11am: We have a little break and then I’ll go and catch up on bookwork or marketing and admin tasks. I spend quite a bit of time maintaining my website and dealing with emails because when you export that’s how you communicate mostly. I was one of the first people in my industry to have a website 20 years ago, and that’s brought clients to me.

I wouldn’t have known where to go in Thailand, for example, to look for buyers for my embryos and live cattle. I’ve always been big on marketing … as a small producer you need to have a niche and a product you can differentiate because you’re never going to be able to compete head on with people who have 1000-2000 breeding animals. I’m always looking for additional revenue sources and ways to add value. Selling genetics is an excellent way to do this because you’re collecting semen and embryos from animals that you already have, you don’t have to have more animals to do it.

Exporting genetics involves a lot of planning – it can take years to organise. You have to make sure that there’s an established protocol between both countries for a start, so that they’ll accept your embryos or semen. Your cows need to be transported to a licensed collection centre; there are health checks and quarantine and vet fees. Collecting for a foreign market costs a minimum of $7000, so you also want to make sure that the person you’re doing it for is going to come through with the goods and pay for it! I also do a lot of planning for shows.

I attend about five or six a year. You also have to plan these a long time in advance because you need to present specific animals that meet the criteria for the classes they’ll compete in. Royal Shows are the most time consuming because you’re there for four to seven days, and need to take all the feed for your cattle and organise your helpers.

Avoiding the heat

1pm: After lunch, it’s the hottest part of the day, so we’ll do stuff like maintenance or sorting out feed, cleaning out the troughs or the tool shed, fixing up halters, all those kinds of things – jobs that don’t involve livestock. And when you have a farm there’s always something that needs fixing, always!
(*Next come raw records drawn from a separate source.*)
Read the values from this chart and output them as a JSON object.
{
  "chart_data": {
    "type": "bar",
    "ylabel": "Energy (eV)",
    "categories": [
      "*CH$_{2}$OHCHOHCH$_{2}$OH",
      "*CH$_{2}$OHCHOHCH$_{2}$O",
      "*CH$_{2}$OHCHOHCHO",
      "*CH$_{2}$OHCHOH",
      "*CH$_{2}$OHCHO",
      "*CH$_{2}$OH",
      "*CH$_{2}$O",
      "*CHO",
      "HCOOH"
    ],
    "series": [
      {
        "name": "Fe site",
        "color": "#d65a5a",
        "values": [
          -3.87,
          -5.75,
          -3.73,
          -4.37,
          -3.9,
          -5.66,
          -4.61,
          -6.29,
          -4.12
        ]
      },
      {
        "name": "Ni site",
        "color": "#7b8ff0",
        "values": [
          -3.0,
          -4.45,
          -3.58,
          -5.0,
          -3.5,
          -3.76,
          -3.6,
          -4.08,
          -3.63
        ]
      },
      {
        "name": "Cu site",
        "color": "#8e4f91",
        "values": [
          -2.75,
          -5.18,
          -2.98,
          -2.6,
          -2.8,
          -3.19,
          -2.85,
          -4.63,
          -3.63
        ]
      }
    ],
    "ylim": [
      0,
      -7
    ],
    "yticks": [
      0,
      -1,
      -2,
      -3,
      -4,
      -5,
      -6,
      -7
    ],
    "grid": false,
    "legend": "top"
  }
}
4pm: When it’s cooler, I go back and check the water and make sure the cattle have feed and if we’re moving stock around, make sure the gates are closed. I may need to mow the lawns or slash the paddocks. And I check on the dogs – I breed chocolate Labradors and have two litters at the moment. For the eight weeks, the puppies are here I have to be here all the time too because they need feeding three times a day. It’s just an aside, not a major income source for me. I like breeding animals – I love genetics, so it’s just a natural extension of what I do.

7pm: I normally wait until it’s dark to stop work and eat. My husband sometimes cooks on the weekend but in the week, he’s commuting to Brisbane. We work from dawn to dusk. The cows aren’t 9-to-5, and nor are we.